After watching the re:Invent 2024 DynamoDB (DAT406) and S3 (STG302) deep dives, I learned that DynamoDB uses an in-memory data store (MemDS) that serves their request routers.
DynamoDB is a low latency (response time < 10 MS) and highly available system, and I learned it uses Request hedging and Constant work as design patterns to help achieve this. S3 also uses a pattern called Shuffle sharding (I’m not sure if DynamoDB also uses that, but it seems likely to me).
Request hedging
Request hedging is a design pattern to deal with tail latencies in distributed systems. It’s both used by DynamoDB and S3.

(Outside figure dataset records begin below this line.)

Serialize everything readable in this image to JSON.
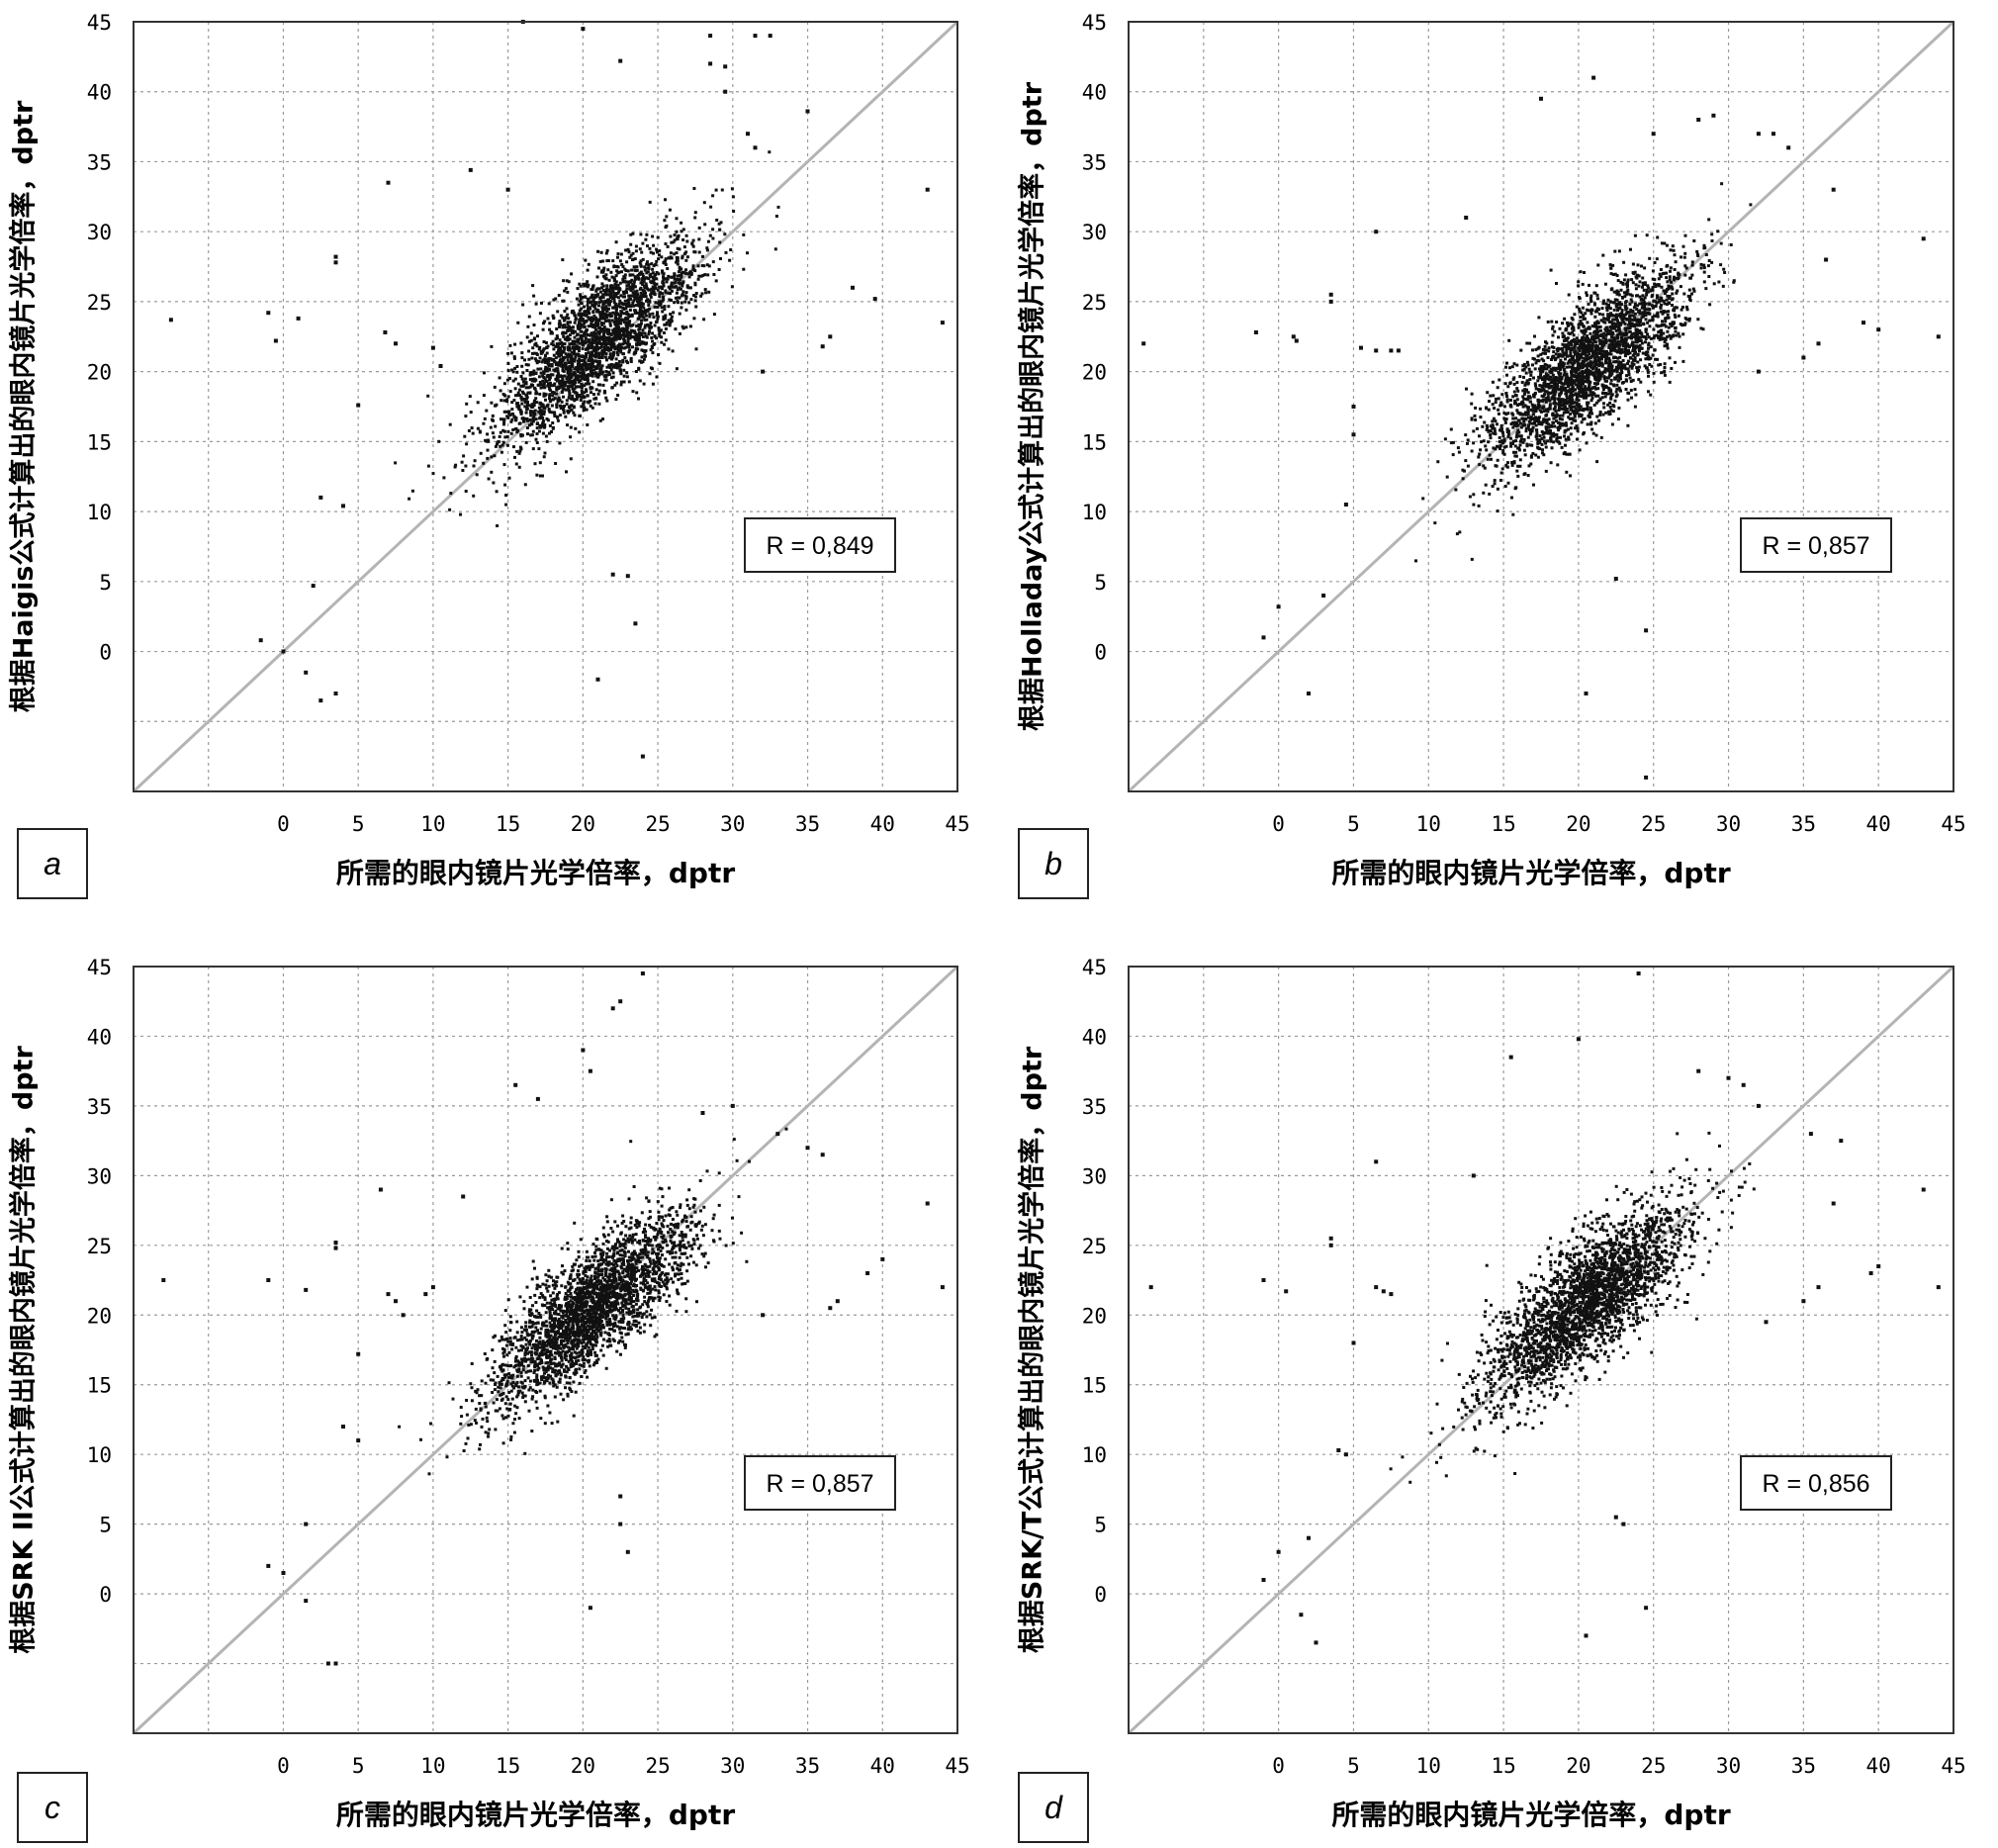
{
  "figure": {
    "title": "",
    "shared_xlabel": "所需的眼内镜片光学倍率，dptr"
  },
  "chart_data": [
    {
      "type": "scatter",
      "panel_label": "a",
      "xlabel": "所需的眼内镜片光学倍率，dptr",
      "ylabel": "根据Haigis公式计算出的眼内镜片光学倍率，dptr",
      "annotation": "R = 0,849",
      "r": 0.849,
      "xlim": [
        -10,
        45
      ],
      "ylim": [
        -10,
        45
      ],
      "x_ticks": [
        "0",
        "5",
        "10",
        "15",
        "20",
        "25",
        "30",
        "35",
        "40",
        "45"
      ],
      "y_ticks": [
        "0",
        "5",
        "10",
        "15",
        "20",
        "25",
        "30",
        "35",
        "40",
        "45"
      ],
      "grid": true,
      "reference_line": "y = x",
      "colors": {
        "points": "#111111",
        "reference_line": "#b4b4b4",
        "grid": "#9a9a9a"
      },
      "cloud": {
        "n": 2600,
        "center": [
          21,
          22.5
        ],
        "sd_along": 4.6,
        "sd_across": 1.75,
        "offset_at_low_x": -2.5
      },
      "outliers": [
        [
          -7.5,
          23.7
        ],
        [
          -1,
          24.2
        ],
        [
          -0.5,
          22.2
        ],
        [
          1,
          23.8
        ],
        [
          3.5,
          27.8
        ],
        [
          3.5,
          28.2
        ],
        [
          7,
          33.5
        ],
        [
          12.5,
          34.4
        ],
        [
          6.8,
          22.8
        ],
        [
          7.5,
          22
        ],
        [
          10,
          21.7
        ],
        [
          10.5,
          20.4
        ],
        [
          5,
          17.6
        ],
        [
          2.5,
          11
        ],
        [
          4,
          10.4
        ],
        [
          2,
          4.7
        ],
        [
          -1.5,
          0.8
        ],
        [
          0,
          0
        ],
        [
          1.5,
          -1.5
        ],
        [
          3.5,
          -3
        ],
        [
          2.5,
          -3.5
        ],
        [
          24,
          -7.5
        ],
        [
          21,
          -2
        ],
        [
          23.5,
          2
        ],
        [
          22,
          5.5
        ],
        [
          23,
          5.4
        ],
        [
          22.5,
          42.2
        ],
        [
          20,
          44.5
        ],
        [
          16,
          45
        ],
        [
          28.5,
          44
        ],
        [
          31.5,
          44
        ],
        [
          32.5,
          44
        ],
        [
          28.5,
          42
        ],
        [
          29.5,
          41.8
        ],
        [
          29.5,
          40
        ],
        [
          31.5,
          36
        ],
        [
          31,
          37
        ],
        [
          35,
          38.6
        ],
        [
          43,
          33
        ],
        [
          38,
          26
        ],
        [
          39.5,
          25.2
        ],
        [
          36.5,
          22.5
        ],
        [
          36,
          21.8
        ],
        [
          44,
          23.5
        ],
        [
          32,
          20
        ],
        [
          15,
          33
        ]
      ]
    },
    {
      "type": "scatter",
      "panel_label": "b",
      "xlabel": "所需的眼内镜片光学倍率，dptr",
      "ylabel": "根据Holladay公式计算出的眼内镜片光学倍率，dptr",
      "annotation": "R = 0,857",
      "r": 0.857,
      "xlim": [
        -10,
        45
      ],
      "ylim": [
        -10,
        45
      ],
      "x_ticks": [
        "0",
        "5",
        "10",
        "15",
        "20",
        "25",
        "30",
        "35",
        "40",
        "45"
      ],
      "y_ticks": [
        "0",
        "5",
        "10",
        "15",
        "20",
        "25",
        "30",
        "35",
        "40",
        "45"
      ],
      "grid": true,
      "reference_line": "y = x",
      "colors": {
        "points": "#111111",
        "reference_line": "#b4b4b4",
        "grid": "#9a9a9a"
      },
      "cloud": {
        "n": 2600,
        "center": [
          20.5,
          20.5
        ],
        "sd_along": 4.5,
        "sd_across": 1.65,
        "offset_at_low_x": -1.8
      },
      "outliers": [
        [
          -9,
          22
        ],
        [
          -1.5,
          22.8
        ],
        [
          1,
          22.5
        ],
        [
          1.2,
          22.2
        ],
        [
          3.5,
          25.5
        ],
        [
          3.5,
          25
        ],
        [
          6.5,
          30
        ],
        [
          12.5,
          31
        ],
        [
          5.5,
          21.7
        ],
        [
          6.5,
          21.5
        ],
        [
          7.5,
          21.5
        ],
        [
          8,
          21.5
        ],
        [
          5,
          17.5
        ],
        [
          5,
          15.5
        ],
        [
          4.5,
          10.5
        ],
        [
          3,
          4
        ],
        [
          0,
          3.2
        ],
        [
          -1,
          1
        ],
        [
          2,
          -3
        ],
        [
          24.5,
          -9
        ],
        [
          20.5,
          -3
        ],
        [
          24.5,
          1.5
        ],
        [
          22.5,
          5.2
        ],
        [
          17.5,
          39.5
        ],
        [
          21,
          41
        ],
        [
          25,
          37
        ],
        [
          28,
          38
        ],
        [
          29,
          38.3
        ],
        [
          32,
          37
        ],
        [
          33,
          37
        ],
        [
          34,
          36
        ],
        [
          37,
          33
        ],
        [
          43,
          29.5
        ],
        [
          39,
          23.5
        ],
        [
          40,
          23
        ],
        [
          35,
          21
        ],
        [
          36,
          22
        ],
        [
          44,
          22.5
        ],
        [
          32,
          20
        ],
        [
          36.5,
          28
        ]
      ]
    },
    {
      "type": "scatter",
      "panel_label": "c",
      "xlabel": "所需的眼内镜片光学倍率，dptr",
      "ylabel": "根据SRK II公式计算出的眼内镜片光学倍率，dptr",
      "annotation": "R = 0,857",
      "r": 0.857,
      "xlim": [
        -10,
        45
      ],
      "ylim": [
        -10,
        45
      ],
      "x_ticks": [
        "0",
        "5",
        "10",
        "15",
        "20",
        "25",
        "30",
        "35",
        "40",
        "45"
      ],
      "y_ticks": [
        "0",
        "5",
        "10",
        "15",
        "20",
        "25",
        "30",
        "35",
        "40",
        "45"
      ],
      "grid": true,
      "reference_line": "y = x",
      "colors": {
        "points": "#111111",
        "reference_line": "#b4b4b4",
        "grid": "#9a9a9a"
      },
      "cloud": {
        "n": 2600,
        "center": [
          20.5,
          20.5
        ],
        "sd_along": 4.4,
        "sd_across": 1.6,
        "offset_at_low_x": -1.5
      },
      "outliers": [
        [
          -8,
          22.5
        ],
        [
          -1,
          22.5
        ],
        [
          1.5,
          21.8
        ],
        [
          3.5,
          25.2
        ],
        [
          3.5,
          24.8
        ],
        [
          6.5,
          29
        ],
        [
          12,
          28.5
        ],
        [
          7,
          21.5
        ],
        [
          7.5,
          21
        ],
        [
          8,
          20
        ],
        [
          9.5,
          21.5
        ],
        [
          10,
          22
        ],
        [
          5,
          17.2
        ],
        [
          4,
          12
        ],
        [
          5,
          11
        ],
        [
          1.5,
          5
        ],
        [
          0,
          1.5
        ],
        [
          -1,
          2
        ],
        [
          1.5,
          -0.5
        ],
        [
          3,
          -5
        ],
        [
          3.5,
          -5
        ],
        [
          20.5,
          -1
        ],
        [
          22.5,
          5
        ],
        [
          22.5,
          7
        ],
        [
          23,
          3
        ],
        [
          15.5,
          36.5
        ],
        [
          17,
          35.5
        ],
        [
          20,
          39
        ],
        [
          20.5,
          37.5
        ],
        [
          22,
          42
        ],
        [
          22.5,
          42.5
        ],
        [
          24,
          44.5
        ],
        [
          28,
          34.5
        ],
        [
          30,
          35
        ],
        [
          33,
          33
        ],
        [
          35,
          32
        ],
        [
          36,
          31.5
        ],
        [
          43,
          28
        ],
        [
          40,
          24
        ],
        [
          39,
          23
        ],
        [
          37,
          21
        ],
        [
          36.5,
          20.5
        ],
        [
          44,
          22
        ],
        [
          32,
          20
        ]
      ]
    },
    {
      "type": "scatter",
      "panel_label": "d",
      "xlabel": "所需的眼内镜片光学倍率，dptr",
      "ylabel": "根据SRK/T公式计算出的眼内镜片光学倍率，dptr",
      "annotation": "R = 0,856",
      "r": 0.856,
      "xlim": [
        -10,
        45
      ],
      "ylim": [
        -10,
        45
      ],
      "x_ticks": [
        "0",
        "5",
        "10",
        "15",
        "20",
        "25",
        "30",
        "35",
        "40",
        "45"
      ],
      "y_ticks": [
        "0",
        "5",
        "10",
        "15",
        "20",
        "25",
        "30",
        "35",
        "40",
        "45"
      ],
      "grid": true,
      "reference_line": "y = x",
      "colors": {
        "points": "#111111",
        "reference_line": "#b4b4b4",
        "grid": "#9a9a9a"
      },
      "cloud": {
        "n": 2600,
        "center": [
          20.5,
          21
        ],
        "sd_along": 4.5,
        "sd_across": 1.7,
        "offset_at_low_x": -2.2
      },
      "outliers": [
        [
          -8.5,
          22
        ],
        [
          -1,
          22.5
        ],
        [
          0.5,
          21.7
        ],
        [
          3.5,
          25.5
        ],
        [
          3.5,
          25
        ],
        [
          6.5,
          31
        ],
        [
          13,
          30
        ],
        [
          6.5,
          22
        ],
        [
          7,
          21.7
        ],
        [
          7.5,
          21.5
        ],
        [
          5,
          18
        ],
        [
          4.5,
          10
        ],
        [
          4,
          10.3
        ],
        [
          2,
          4
        ],
        [
          0,
          3
        ],
        [
          -1,
          1
        ],
        [
          1.5,
          -1.5
        ],
        [
          2.5,
          -3.5
        ],
        [
          20.5,
          -3
        ],
        [
          24.5,
          -1
        ],
        [
          22.5,
          5.5
        ],
        [
          23,
          5
        ],
        [
          15.5,
          38.5
        ],
        [
          20,
          39.8
        ],
        [
          24,
          44.5
        ],
        [
          28,
          37.5
        ],
        [
          30,
          37
        ],
        [
          31,
          36.5
        ],
        [
          32,
          35
        ],
        [
          35.5,
          33
        ],
        [
          37.5,
          32.5
        ],
        [
          43,
          29
        ],
        [
          40,
          23.5
        ],
        [
          39.5,
          23
        ],
        [
          35,
          21
        ],
        [
          36,
          22
        ],
        [
          44,
          22
        ],
        [
          32.5,
          19.5
        ],
        [
          37,
          28
        ]
      ]
    }
  ]
}
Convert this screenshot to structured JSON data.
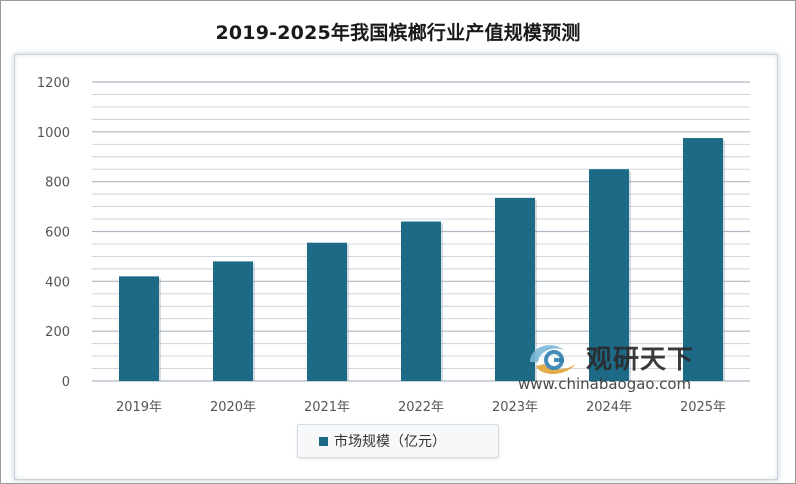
{
  "chart_data": {
    "type": "bar",
    "title": "2019-2025年我国槟榔行业产值规模预测",
    "categories": [
      "2019年",
      "2020年",
      "2021年",
      "2022年",
      "2023年",
      "2024年",
      "2025年"
    ],
    "series": [
      {
        "name": "市场规模（亿元）",
        "values": [
          420,
          480,
          555,
          640,
          735,
          850,
          975
        ],
        "color": "#1c6a85"
      }
    ],
    "yticks": [
      "1200",
      "1000",
      "800",
      "600",
      "400",
      "200",
      "0"
    ],
    "ylim": [
      0,
      1200
    ],
    "grid": true,
    "legend_position": "bottom"
  },
  "watermark": {
    "name": "观研天下",
    "url": "www.chinabaogao.com",
    "logo_icon": "chinabaogao-logo-icon"
  }
}
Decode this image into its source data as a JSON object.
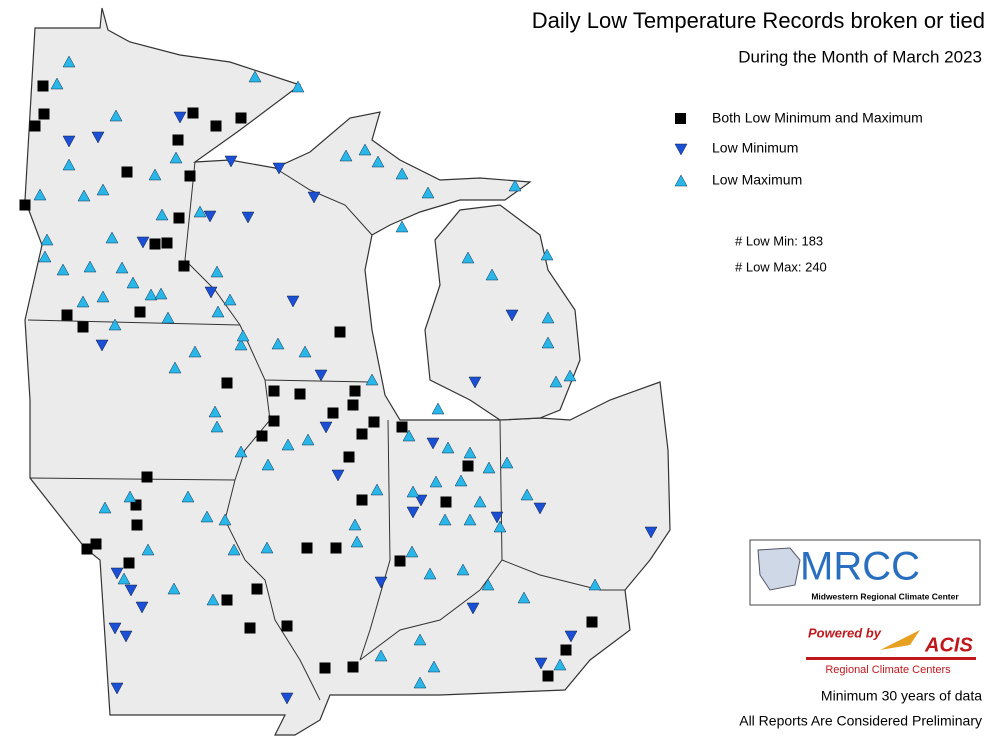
{
  "title": "Daily Low Temperature Records broken or tied",
  "subtitle": "During the Month of March 2023",
  "legend": {
    "items": [
      "Both Low Minimum and Maximum",
      "Low Minimum",
      "Low Maximum"
    ]
  },
  "counts": [
    "# Low Min: 183",
    "# Low Max: 240"
  ],
  "logo": {
    "mrcc": "MRCC",
    "mrcc_name": "Midwestern Regional Climate Center",
    "powered_by": "Powered by",
    "acis": "ACIS",
    "rcc": "Regional Climate Centers"
  },
  "notes": [
    "Minimum 30 years of data",
    "All Reports Are Considered Preliminary"
  ]
}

The main idea is to always make to 2 request, and use the fastest one.
This works, because when the distribution of response times is a bell curve (normal distribution), and you happen to serve a request at the tail, by sending 2 requests, odds are pretty low that both requests will be slow.
Request hedging is a bet. It will not always pay off. But in practice, it’s very effective. This pattern was invented at Google (Dean and Barroso).
Shuffle sharding
Shuffle sharding is a design pattern used by S3 to “randomly” allocate workloads. It prevents contention and “hot” workloads, by sharing resources more efficiently.
Shuffle sharding makes request hedging more effective because it helps ensure the hedged requests are going to truly independent paths through the system.
But shuffle sharding also helps achieve high availability:
- By randomly spreading workloads, there’s a very high chance a failure will succeed the second time.
- By isolating workloads to handle DDoS attacks
Power of two random choices
Random allocation is okay, but has a high risk to be inefficient. Because it essentially gives you a bell curve (normal distribution), which has an imbalanced distribution.
Instead, look at 2 random choices and pick the better one. This is a lot more effective.
Constant work
DynamoDB uses a design pattern called constant work to make sure a (part of a) system always runs in the same “steady state”. This prevents potentially overloading the system, and helps make it highly available.
This is especially important for systems that use (in-memory) caches.
DynamoDB’s request routers have their own in-memory cache, but even for cache hits, they send request(s) to their storage (MemDS), so that when they lose the in-memory cache in the router for whatever reason, the storage “doesn’t notice”.